Actually, the primary reason why I started home brewing myself was that thirty years ago, there was hardly any beer import at all, and all domestic beer was of the lager type. On trips to GB I acquired a taste for bitter, and since you couldn't buy it here (at least not in the grocery store on the corner), the only option was to brew it yourself.
It must be admitted that one thing that the North Sea Oil has given Norwegians is a much higher alcohol consumption. A significant part of our oil money goes to having others do what we once did ourselves. Like illegal moonshining - there is very left of that nowadays (earlier known as Norway's biggest home industry). Nowadays we import both spirits and beer, to avoid the hassle of making our own.
One of my colleagues, an American fellow, invited our entire department to participate in a home brewing project, for making special beers - he is on the hobby expert level. And he was very eager to have his own poultry operation, to get egg that tastes like egg rather than nothing, and hen that tastes like hen rather than chicken that tastes like whatever spice it is soaked in. I follow him a long way, although I haven't set up my own chicken house yet. Then, a couple weeks ago, another colleague revealed that the reason why he had developed such an expertise in making your own food is that his parents are so dirt poor that they would starve if they had to buy all their food. Their son, who is an excellent, highly educated professional thanks to academic grants, goes to Norway to earn money to send home to his parents in the USA for them to buy food...
I am offtracking a little bit here, but I would put in a recommendation for a really funny children's book that won a "Newbury Medal" (awarded by the American Library Asocciation).

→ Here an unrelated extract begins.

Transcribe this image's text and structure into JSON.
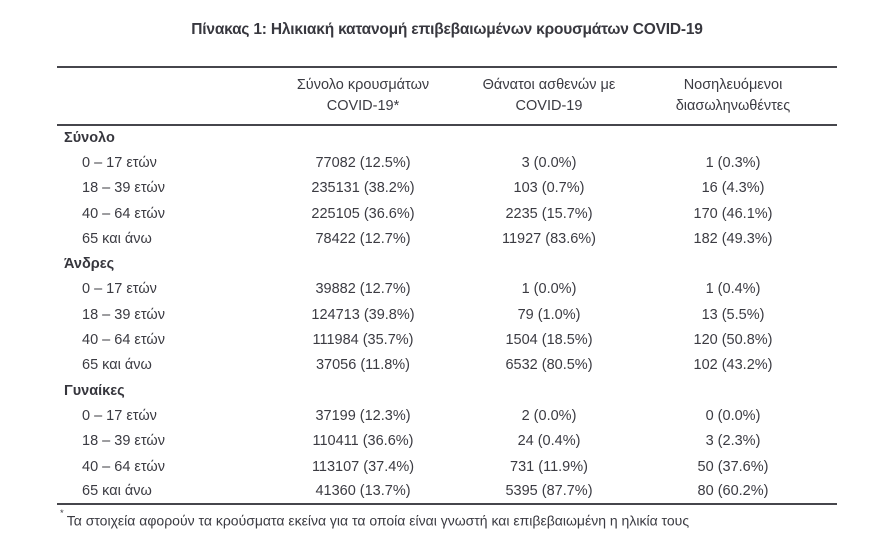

After reading (and chuckling throughout) this book, I wrote a letter to the author, Susan Patron, asking if the poverty really could be that bad, or if it was meant as sort of a dystopic world. She returned a very nice letter, telling that lots of people have that standard of living (or lack of...) in the desert districts of Cailfornia. If you read the book, you will understand why I bring it up here. And do read the book! It certainly deserves the medal!